- Education: Hope College (BS) Princeton University (MS, PhD)
- Awards: Member of the National Academy Engineering (2021)
- Scientific career
- Fields: Hydrology
- Workplaces: USGS University of Kansas
- Thesis: An investigation of hydraulic conductivity estimation in a ground-water flow study of Northern Long Valley, New Jersey

= Mary C. Hill =

American hydrologist

Mary Catherine Hill is an American hydrologist, a member of the National Academy of Engineering, the winner of the Walter L. Huber Civil Engineering Research Prize and of the Dooge Medal of the International Association of Hydrological Sciences, a Darcy Lecturer for the National Ground Water Association, and Fellow of the American Geophysical Union and the Geological Society of America. After working for 33 years at the United States Geological Survey, she became a professor of geology at the University of Kansas.

==Education and career==
Hill received her B.S. in Business Administration and Geology from Hope College, and received her masters and doctorate in civil engineering under the direction of George F. Pinder, specializing in water resources, at Princeton University in 1985. Her dissertation was An investigation of hydraulic conductivity estimation in a ground-water flow study of Northern Long Valley, New Jersey.

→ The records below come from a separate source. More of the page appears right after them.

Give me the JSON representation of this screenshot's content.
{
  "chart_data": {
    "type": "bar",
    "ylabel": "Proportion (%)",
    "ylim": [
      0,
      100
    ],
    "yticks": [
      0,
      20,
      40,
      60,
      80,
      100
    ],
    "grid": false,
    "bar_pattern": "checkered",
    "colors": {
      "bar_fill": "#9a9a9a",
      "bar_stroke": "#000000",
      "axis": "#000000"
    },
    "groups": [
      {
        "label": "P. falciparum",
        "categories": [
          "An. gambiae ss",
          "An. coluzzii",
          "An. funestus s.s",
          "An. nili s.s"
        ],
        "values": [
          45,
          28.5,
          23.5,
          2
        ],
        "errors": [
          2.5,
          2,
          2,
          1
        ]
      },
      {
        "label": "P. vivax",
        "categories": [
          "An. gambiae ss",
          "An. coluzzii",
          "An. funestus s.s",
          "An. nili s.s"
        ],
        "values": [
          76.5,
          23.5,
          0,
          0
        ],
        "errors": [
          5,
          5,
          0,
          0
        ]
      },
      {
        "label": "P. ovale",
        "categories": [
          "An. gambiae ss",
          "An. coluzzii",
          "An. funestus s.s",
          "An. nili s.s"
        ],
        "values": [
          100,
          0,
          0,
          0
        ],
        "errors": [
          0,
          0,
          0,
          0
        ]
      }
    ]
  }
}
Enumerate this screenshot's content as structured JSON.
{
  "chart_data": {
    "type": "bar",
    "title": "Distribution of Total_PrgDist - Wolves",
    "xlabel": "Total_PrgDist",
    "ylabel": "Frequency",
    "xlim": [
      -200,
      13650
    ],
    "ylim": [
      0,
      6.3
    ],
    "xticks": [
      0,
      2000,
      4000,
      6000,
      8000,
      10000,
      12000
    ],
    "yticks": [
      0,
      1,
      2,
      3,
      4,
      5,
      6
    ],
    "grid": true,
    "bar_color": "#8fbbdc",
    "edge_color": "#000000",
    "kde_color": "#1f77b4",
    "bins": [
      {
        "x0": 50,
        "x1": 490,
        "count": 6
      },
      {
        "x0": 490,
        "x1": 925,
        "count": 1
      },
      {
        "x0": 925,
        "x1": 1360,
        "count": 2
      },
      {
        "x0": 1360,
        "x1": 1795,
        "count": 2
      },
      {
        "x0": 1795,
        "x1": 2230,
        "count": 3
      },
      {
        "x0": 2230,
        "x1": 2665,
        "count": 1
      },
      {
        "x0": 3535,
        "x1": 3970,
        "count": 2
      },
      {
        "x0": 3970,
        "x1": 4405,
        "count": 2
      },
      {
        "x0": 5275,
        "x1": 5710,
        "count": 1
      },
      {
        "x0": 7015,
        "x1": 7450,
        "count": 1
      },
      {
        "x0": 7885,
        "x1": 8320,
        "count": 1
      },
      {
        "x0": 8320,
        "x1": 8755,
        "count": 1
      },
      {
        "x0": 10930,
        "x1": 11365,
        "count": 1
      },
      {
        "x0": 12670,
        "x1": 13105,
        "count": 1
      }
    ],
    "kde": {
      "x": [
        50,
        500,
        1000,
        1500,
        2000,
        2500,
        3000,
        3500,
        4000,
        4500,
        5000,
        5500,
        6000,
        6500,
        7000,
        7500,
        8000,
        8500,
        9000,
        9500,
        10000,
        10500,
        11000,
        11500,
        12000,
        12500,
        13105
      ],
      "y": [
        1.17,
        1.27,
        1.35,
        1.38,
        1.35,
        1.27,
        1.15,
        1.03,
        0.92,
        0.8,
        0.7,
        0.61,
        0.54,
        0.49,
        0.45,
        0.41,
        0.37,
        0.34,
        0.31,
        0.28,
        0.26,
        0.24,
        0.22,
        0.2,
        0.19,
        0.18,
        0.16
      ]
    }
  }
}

She worked for 33 years at the United States Geological Survey (USGS) before joining the geology department at the University of Kansas as a professor in 2014. She is PI on a $2.5M NSF INFEWS (Innovations at the Food, Energy, Water Nexus) program grant from 2019 to 2024.

==Contributions==
Much of Hill's research at the USGS concerned groundwater modeling, simulation of groundwater, and evaluation of the accuracy of groundwater simulations. At the USGS, she was one of the main developers of the MODFLOW groundwater flow simulation code. More recently, she has also studied modeling and simulation of rainwater runoff.

At the University of Kansas, she established the Mary C. Hill Research Fund for Women in the Sciences to help support female junior faculty in science, technology, engineering, and mathematics.

With Claire R. Tiedeman, Hill is the author of the book Effective Groundwater Model Calibration: With Analysis of Data, Sensitivities, Predictions, and Uncertainty (John Wiley & Sons, 2007).

==Recognition==
Hill won the Walter L. Huber Civil Engineering Research Prize in 2000, and was Darcy Lecturer for the National Ground Water Association in 2001. In 2005, the National Ground Water Association awarded her the M. King Hubbert Award. In 2015, the International Association of Hydrological Sciences awarded her the Dooge Medal.

Hill is past president of the International Commission for Ground Water ICGW. She has been a Fellow of the Geological Society of America since 2003, and was also elected as a Fellow of the American Geophysical Union "for development of innovative methods for parameter estimation and sensitivity analysis in hydrologic modeling".

In 2021, Hill was elected as a member of the National Academy of Engineering "for contributions to development and application of methods for parameter estimation and sensitivity analysis in hydrologic models".